As one who has tasted this scrumptious dish, I can only quote one outport cook on brewis: “She tastes a fair bit better ‘n she sets.” Brewis or browis (or one of a dozen variant spellings) entered Middle English and Scots from a Norman French form of Old French brouetz, a soup made with meat broth, itself a diminutive of Old French bro or breu. It caught on in English by popular association with an Old English cognate, briw, plural briwas, a word for soup. All of these words, including the English verb brew, hark back to the Indo-European mother tongue, where bhereu was a verbal root whose meanings included stirring, warming, and boiling. Distantly related words in English, fifth cousins of brewis, are braise, bread, breath, breeze, broil, broth, and imbrue. Latin cognates include the roots of English words like effervescent, ferment, fervent, and fry. The Bourbons who once ruled Naples, Spain, and France took their surname from a town in central France originally named after Borvo, a Celtic god of warmth.
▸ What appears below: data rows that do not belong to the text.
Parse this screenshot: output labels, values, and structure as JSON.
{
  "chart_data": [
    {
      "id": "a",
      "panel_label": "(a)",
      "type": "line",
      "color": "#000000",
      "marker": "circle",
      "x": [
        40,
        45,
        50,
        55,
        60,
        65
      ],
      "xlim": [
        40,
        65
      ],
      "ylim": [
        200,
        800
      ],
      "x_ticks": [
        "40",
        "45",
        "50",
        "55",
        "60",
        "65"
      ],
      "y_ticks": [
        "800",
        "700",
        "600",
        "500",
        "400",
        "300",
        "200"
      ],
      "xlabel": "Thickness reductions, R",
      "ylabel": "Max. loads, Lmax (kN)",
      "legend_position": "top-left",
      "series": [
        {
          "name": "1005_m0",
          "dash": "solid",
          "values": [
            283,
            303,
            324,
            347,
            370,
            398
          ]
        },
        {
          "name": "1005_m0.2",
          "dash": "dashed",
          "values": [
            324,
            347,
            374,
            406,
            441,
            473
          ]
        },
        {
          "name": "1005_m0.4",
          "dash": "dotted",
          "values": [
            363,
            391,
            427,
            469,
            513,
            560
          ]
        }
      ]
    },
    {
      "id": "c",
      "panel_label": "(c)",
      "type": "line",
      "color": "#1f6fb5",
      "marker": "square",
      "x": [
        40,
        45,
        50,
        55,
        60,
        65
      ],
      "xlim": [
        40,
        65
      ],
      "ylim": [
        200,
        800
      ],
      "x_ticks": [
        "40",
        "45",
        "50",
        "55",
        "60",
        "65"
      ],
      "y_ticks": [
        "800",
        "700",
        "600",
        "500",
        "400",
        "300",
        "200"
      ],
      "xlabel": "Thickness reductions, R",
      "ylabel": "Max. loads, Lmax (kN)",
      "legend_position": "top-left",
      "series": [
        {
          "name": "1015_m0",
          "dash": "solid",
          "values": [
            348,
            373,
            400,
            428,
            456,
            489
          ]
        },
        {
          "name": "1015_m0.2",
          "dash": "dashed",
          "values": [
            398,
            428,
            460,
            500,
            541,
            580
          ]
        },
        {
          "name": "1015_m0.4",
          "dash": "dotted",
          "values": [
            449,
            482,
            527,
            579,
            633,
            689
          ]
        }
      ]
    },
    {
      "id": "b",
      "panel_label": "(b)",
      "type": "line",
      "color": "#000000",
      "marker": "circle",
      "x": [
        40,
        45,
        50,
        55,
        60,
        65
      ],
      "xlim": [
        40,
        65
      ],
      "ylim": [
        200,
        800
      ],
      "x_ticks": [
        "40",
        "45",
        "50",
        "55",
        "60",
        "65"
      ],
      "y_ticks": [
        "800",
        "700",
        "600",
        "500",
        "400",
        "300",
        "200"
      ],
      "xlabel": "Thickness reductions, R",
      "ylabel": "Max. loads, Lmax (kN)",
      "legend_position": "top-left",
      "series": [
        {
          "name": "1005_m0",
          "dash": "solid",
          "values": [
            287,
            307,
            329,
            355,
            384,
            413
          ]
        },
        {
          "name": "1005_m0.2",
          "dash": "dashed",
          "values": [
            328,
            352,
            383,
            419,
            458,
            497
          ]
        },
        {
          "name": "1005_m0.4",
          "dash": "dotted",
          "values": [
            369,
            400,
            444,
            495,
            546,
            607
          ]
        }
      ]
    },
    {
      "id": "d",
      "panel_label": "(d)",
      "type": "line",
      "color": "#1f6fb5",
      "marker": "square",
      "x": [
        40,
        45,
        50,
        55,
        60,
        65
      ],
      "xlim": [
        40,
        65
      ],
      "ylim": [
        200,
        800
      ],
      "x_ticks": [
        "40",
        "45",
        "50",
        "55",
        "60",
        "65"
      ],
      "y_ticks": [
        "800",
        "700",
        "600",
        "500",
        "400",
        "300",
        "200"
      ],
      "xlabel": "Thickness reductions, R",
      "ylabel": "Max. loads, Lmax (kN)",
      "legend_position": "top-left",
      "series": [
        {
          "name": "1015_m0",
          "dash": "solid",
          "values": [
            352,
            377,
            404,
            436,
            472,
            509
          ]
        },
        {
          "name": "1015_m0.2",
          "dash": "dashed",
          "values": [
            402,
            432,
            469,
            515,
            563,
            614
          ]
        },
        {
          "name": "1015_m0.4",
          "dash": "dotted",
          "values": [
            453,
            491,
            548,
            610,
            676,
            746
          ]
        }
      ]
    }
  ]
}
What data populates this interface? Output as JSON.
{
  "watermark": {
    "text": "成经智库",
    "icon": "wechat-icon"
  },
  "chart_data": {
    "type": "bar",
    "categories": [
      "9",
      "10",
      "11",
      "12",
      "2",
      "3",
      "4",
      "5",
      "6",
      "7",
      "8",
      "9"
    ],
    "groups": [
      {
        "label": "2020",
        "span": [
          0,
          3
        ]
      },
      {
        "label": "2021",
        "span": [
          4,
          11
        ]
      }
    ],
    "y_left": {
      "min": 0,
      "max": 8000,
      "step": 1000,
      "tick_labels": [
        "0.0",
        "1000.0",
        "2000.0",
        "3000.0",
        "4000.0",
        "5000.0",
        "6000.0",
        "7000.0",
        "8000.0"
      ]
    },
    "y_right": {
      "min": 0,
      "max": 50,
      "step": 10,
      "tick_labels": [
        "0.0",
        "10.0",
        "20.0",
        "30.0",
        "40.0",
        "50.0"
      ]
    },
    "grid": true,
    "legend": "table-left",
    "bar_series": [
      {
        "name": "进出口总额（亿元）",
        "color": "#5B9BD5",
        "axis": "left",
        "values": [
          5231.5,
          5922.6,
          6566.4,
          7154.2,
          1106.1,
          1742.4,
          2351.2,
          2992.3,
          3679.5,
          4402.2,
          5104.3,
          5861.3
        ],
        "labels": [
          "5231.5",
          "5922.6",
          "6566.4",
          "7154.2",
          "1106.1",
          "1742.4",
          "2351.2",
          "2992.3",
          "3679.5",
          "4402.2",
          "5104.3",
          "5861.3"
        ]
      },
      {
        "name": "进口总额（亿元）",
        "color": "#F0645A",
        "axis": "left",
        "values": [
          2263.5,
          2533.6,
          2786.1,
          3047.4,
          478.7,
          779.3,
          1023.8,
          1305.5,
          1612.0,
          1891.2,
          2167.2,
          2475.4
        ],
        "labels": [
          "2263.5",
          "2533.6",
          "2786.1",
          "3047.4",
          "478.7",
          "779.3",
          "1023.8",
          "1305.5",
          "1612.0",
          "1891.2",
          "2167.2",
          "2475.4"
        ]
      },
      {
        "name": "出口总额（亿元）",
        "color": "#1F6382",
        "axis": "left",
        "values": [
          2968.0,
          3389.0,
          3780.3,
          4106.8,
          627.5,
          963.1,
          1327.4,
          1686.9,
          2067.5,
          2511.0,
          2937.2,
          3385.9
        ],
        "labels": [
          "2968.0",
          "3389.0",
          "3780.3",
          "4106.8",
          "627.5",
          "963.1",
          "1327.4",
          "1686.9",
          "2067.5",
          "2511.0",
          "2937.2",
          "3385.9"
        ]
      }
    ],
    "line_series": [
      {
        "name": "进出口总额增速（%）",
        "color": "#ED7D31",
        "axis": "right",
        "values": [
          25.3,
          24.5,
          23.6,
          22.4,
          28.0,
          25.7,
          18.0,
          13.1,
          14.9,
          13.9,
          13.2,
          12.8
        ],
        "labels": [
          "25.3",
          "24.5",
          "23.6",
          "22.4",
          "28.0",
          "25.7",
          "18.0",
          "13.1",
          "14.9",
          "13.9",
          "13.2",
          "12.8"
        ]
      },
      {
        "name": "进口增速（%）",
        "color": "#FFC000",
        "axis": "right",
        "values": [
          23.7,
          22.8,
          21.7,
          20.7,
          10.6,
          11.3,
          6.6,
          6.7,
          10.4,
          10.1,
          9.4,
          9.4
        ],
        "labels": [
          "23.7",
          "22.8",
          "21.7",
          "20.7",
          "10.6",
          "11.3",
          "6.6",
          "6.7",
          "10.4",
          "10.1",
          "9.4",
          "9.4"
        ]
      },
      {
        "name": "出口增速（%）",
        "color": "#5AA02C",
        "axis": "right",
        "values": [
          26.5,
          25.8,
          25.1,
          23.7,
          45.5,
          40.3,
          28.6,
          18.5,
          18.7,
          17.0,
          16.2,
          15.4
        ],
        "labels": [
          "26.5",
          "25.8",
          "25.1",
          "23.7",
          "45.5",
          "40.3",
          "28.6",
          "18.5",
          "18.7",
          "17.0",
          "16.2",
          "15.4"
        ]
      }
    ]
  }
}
The Brewis Bag Some Newfoundland kitchens stock a special implement called a brewis bag, a netlike pouch in which to soak the pieces of hard tack and boil them, after which the pieces are dumped in a colander to drain. Thus, one who does not retain imparted information, who is scatter-brained or forgetful, may be chastised in Newfoundland with the outport snub: “He have a head like a brewis bag.”